On November 28, 2011, President Obama signed a Presidential Memorandum entitled Managing Government Records, initiating “an Executive Branch-wide effort to reform records management policies and practices” of agencies by developing a “21st-century framework for the management of Government records.” To achieve this objective, the Director of the Office of Management and Budget (OMB) and the United States Archivist released the Managing Government Records Directive on August 24, 2012. Applicable to all executive agencies and all records, regardless of security classification or other restrictions, the directive requires government agencies to eliminate paper and use electronic recordkeeping, among other things.
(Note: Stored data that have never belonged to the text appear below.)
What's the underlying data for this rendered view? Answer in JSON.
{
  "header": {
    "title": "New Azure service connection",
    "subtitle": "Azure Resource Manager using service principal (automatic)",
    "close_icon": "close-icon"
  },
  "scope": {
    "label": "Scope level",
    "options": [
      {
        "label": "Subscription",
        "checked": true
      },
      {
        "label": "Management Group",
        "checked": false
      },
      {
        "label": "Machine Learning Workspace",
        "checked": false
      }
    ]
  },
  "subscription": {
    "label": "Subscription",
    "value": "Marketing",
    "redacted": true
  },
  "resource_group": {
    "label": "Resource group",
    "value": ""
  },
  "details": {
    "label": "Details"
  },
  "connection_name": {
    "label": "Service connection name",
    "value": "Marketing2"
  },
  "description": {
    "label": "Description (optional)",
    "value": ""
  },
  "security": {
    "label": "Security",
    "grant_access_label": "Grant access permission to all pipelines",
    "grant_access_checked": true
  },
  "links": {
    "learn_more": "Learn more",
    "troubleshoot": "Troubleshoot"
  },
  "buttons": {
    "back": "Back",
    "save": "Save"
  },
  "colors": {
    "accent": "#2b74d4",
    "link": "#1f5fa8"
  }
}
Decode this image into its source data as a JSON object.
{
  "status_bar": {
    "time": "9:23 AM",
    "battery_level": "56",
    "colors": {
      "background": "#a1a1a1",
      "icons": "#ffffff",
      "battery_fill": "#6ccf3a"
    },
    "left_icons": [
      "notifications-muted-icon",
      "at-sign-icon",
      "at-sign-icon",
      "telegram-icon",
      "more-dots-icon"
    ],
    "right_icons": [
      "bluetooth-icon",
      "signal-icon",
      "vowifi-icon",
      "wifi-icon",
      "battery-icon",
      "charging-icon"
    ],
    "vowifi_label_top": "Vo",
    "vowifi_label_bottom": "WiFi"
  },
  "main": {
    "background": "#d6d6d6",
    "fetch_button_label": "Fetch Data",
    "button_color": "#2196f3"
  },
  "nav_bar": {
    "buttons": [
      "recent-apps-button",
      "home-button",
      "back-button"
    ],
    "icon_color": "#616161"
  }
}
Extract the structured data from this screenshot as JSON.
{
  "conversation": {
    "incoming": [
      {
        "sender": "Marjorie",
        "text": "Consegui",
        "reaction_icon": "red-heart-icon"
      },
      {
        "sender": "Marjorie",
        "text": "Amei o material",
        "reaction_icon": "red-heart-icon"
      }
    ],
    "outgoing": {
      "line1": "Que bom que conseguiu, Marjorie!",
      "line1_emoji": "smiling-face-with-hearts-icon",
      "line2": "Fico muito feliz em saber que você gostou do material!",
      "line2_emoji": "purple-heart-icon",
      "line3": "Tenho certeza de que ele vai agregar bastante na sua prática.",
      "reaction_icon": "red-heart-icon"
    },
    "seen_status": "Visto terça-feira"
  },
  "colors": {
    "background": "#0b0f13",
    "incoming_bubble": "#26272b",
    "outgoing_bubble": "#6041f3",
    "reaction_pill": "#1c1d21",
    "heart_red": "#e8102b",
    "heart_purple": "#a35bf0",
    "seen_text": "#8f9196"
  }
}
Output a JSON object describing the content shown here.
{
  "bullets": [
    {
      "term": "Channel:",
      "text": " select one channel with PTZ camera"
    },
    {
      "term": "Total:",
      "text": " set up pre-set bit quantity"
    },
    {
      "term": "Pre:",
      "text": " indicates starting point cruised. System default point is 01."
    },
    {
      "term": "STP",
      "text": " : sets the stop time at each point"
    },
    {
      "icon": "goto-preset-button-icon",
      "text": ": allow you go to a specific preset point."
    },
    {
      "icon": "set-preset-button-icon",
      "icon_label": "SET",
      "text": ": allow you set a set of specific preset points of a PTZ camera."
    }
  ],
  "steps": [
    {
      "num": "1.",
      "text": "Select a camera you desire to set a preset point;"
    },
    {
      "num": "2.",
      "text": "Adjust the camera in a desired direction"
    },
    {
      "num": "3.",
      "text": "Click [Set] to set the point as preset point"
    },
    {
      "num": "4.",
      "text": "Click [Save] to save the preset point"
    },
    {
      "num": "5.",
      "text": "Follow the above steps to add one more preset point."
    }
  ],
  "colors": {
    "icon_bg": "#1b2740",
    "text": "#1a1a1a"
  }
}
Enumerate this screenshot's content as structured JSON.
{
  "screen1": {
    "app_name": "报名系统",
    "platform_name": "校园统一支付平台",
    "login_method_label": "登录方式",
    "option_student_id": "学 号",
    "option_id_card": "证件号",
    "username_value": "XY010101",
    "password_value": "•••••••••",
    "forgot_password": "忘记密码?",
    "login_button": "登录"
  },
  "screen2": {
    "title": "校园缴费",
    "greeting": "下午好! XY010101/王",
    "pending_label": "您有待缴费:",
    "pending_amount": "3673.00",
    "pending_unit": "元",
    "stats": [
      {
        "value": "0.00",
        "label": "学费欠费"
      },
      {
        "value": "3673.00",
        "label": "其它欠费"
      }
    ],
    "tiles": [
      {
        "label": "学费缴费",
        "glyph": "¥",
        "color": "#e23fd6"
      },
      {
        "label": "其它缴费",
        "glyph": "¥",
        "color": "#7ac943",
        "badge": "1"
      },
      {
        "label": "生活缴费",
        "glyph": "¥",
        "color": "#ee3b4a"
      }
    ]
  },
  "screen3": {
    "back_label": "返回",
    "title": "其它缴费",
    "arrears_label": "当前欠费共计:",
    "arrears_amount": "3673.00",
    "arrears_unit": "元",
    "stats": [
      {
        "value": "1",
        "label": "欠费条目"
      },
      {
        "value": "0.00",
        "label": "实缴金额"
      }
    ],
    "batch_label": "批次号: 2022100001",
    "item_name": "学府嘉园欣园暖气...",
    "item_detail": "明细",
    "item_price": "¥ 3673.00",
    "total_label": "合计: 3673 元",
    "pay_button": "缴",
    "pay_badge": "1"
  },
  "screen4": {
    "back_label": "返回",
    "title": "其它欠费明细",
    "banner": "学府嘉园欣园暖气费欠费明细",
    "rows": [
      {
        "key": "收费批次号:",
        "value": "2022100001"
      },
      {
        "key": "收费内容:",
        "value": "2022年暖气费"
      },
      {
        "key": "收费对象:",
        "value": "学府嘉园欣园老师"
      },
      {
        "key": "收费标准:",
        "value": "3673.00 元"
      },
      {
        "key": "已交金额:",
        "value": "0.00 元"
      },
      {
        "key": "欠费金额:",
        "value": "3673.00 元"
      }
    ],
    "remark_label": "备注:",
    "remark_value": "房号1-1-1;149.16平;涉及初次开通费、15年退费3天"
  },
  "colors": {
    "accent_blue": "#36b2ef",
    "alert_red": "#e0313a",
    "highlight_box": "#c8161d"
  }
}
The directive sets two target dates by which agencies must meet the electronic recordkeeping requirements:
- By December 31, 2016, Federal agencies will manage permanent and temporary email records in an electronic format. This format must support records management and litigation requirements, as well as the capability to “identify, retrieve, and retain the records for as long as they are needed.” In addition, agencies must report annually to OMB and the National Archives and Records Administration (NARA) the status of their progress toward the electronic recordkeeping goal.
- By December 31, 2019, Federal agencies will manage all permanent electronic records in an electronic format.
While agencies are expected to comply with these deadlines, only an estimated 81% have hit the 2016 email electronic format compliance goal so far. In light of this, Laurence Brewer, the Federal chief records officer at NARA, explained in a 2016 FCW interview that “[t]here really isn’t a finish line…[i]t’s one of those targets where agencies will continue to work on it, and we’re going to continue to work with agencies.” He further explained that NARA sought to collaborate and work with agencies in their records management issues and efforts rather than punish them for missing a deadline.
According to agency self-reporting data, a projected 95% of agencies will meet the 2019 electronic records management deadline. For this to happen, agencies should start planning and implementing strategies now to successfully convert to a comprehensive electronic recordkeeping system. 2019 is fast approaching.